About four years ago I started working with a trucking company with a severe driver shortage problem. Of its 120 tractors, 40 had been parked against the fence for a year. First, I helped to hire a safety/driver manager, and together we developed an innovative program for hiring and retaining drivers. Within six months the tractors were full. A year after that, the carrier had a waiting list of drivers wanting to hire on.
But then, about a year ago the safety/driver manager left the company, and new managers took over the recruiting process. They immediately began throwing out much of the recruiting and retention program. A year later, the carrier was back to having 40 open tractors. Here’s why:
Top management buy-in is critical. Four years ago when the new safety/driver manager was brought in, he implemented many innovative ideas that were at odds with how most carriers managed recruiting and retention.
Management was delighted, but it never clearly understood the link between what the manager was doing and the results. As success bred complacency, senior management began to question whether all the steps and extra expense the safety/driver manager undertook were necessary. Once the manager left, the company let the new manager go back to the “industry way” of doing things. Management never took the time to fully understand the advantages they had built through the years.

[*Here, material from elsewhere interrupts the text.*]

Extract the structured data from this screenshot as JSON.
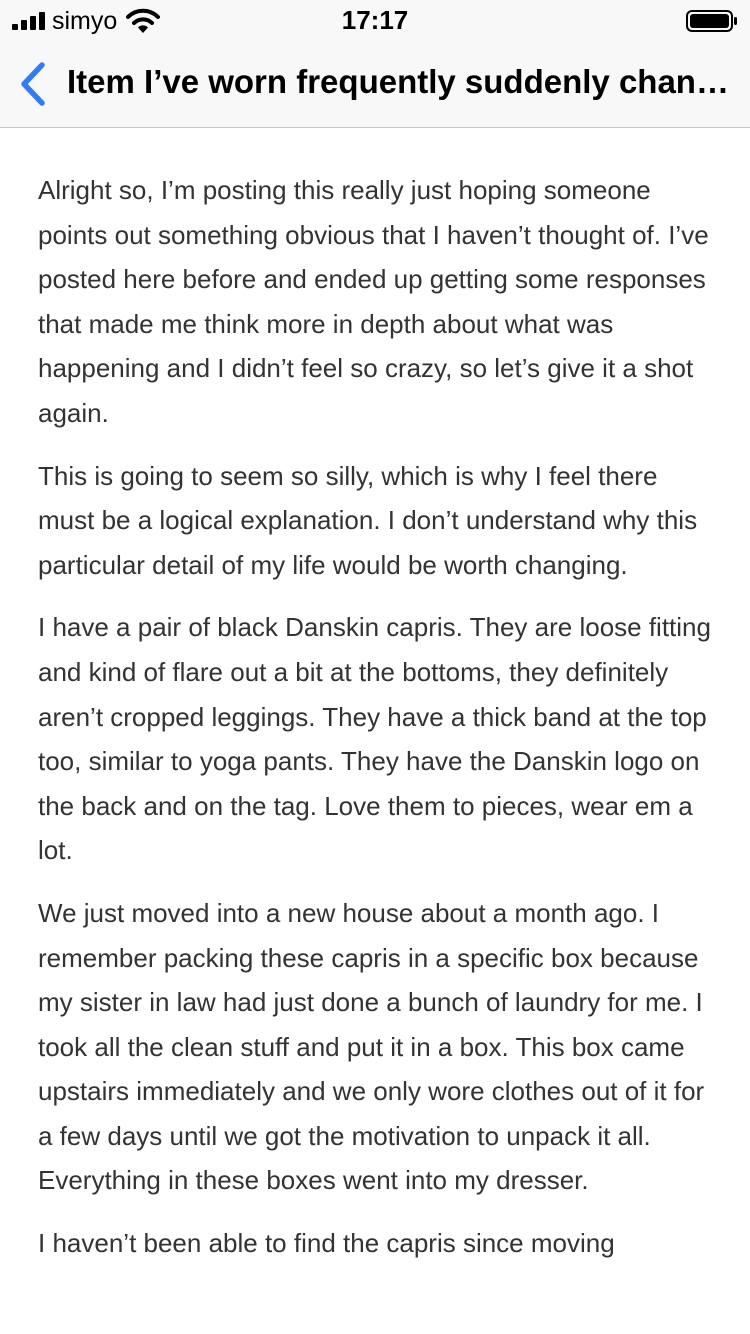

Dare to be different. The “industry way” of operating carriers is broken, at least when it comes to driver recruiting and retention. The new manager at this carrier couldn’t understand that doing things differently was a virtue.
The biggest headache an operations manager has, for example, is a company driver refusing loads. In the traditional trucking model, the driver should take the load assigned by the carrier no questions asked.

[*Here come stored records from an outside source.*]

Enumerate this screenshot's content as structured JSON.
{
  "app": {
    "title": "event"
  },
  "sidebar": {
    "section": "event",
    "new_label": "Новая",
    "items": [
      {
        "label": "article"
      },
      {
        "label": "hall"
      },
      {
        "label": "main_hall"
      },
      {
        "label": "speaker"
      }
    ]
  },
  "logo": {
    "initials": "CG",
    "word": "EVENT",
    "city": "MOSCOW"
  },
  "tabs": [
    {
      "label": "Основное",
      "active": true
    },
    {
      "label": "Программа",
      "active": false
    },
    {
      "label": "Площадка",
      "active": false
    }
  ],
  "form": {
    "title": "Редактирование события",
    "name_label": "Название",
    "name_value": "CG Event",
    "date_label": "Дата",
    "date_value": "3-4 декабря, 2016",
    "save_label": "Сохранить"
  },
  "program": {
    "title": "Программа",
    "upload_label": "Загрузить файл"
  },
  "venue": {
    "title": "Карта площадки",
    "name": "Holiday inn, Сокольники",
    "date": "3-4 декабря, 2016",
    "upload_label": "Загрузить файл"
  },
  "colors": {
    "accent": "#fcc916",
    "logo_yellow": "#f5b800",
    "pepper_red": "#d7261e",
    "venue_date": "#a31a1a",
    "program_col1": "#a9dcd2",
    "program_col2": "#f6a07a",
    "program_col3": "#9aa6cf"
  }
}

Crete Carriers offers its company drivers a choice of loads whenever possible. Instead of fighting to get drivers to accept the load they were assigned, they recognize that drivers want to have a choice. Crete, by the way, boasts one of the industry’s best profit margins and, not coincidentally, driver retention records.

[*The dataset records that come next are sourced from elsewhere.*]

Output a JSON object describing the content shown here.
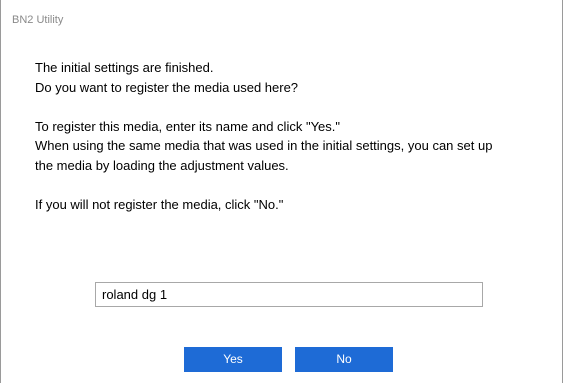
{
  "window": {
    "title": "BN2 Utility"
  },
  "message": {
    "line1": "The initial settings are finished.",
    "line2": "Do you want to register the media used here?",
    "line3": "To register this media, enter its name and click \"Yes.\"",
    "line4": "When using the same media that was used in the initial settings, you can set up",
    "line5": "the media by loading the adjustment values.",
    "line6": "If you will not register the media, click \"No.\""
  },
  "media_name_input": {
    "value": "roland dg 1"
  },
  "buttons": {
    "yes_label": "Yes",
    "no_label": "No"
  },
  "colors": {
    "button_bg": "#1e6bd6",
    "button_text": "#ffffff",
    "title_text": "#8a8a8a"
  }
}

Beware of people trying to save money. One of the new manager’s reasons for changing recruiting and retention was to save money. For example, the old manager made sure that the company grossed up a new driver’s pay for the first two weeks so the driver achieved at least $500 of gross pay each week. That’s not much money to make for two weeks work, but the old manager wanted to make sure the new driver had something to show for his efforts.
This didn’t occur all the time, but occasionally it cost the company a couple of hundred dollars. Often this was due to the company not having a tractor ready or a lack of freight.
The new manager immediately cut out this practice. In his mind, it was an unnecessary expense.
The problem with cutting expense is that you can measure the amount of money you think you are going to save, but have no measurement of the potential negative impact that “savings” may produce.
Avoid upsetting the equilibrium. Equilibrium occurs whenever something is in balance. For trucking companies to be successful, there must be a balance between the shipments they haul and driver needs. The sales department needs to focus on soliciting freight that fits the company’s driver needs. Recruiting needs to find drivers whose needs fit the existing book of business. Dispatch is stuck somewhere in the middle trying to balance it all out.
Whenever one of the pieces gets out of balance, poor results usually follow. Switch from long- to short-haul customers and see what happens to your driver base. Experience major turnover in operations and see if it isn’t followed by a jump in driver turnover a few weeks later.
When the company lost, from the driver prospective, a popular manager who recruited many of them, the equilibrium with the drivers got upset. When the new manager implemented unpopular policies, it confirmed the worst fears of the drivers’ worst fears.
If a popular manager leaves your company, anticipate that it may cause concern. Now is the time to convince everyone that while an individual leaves, the company continues on as before.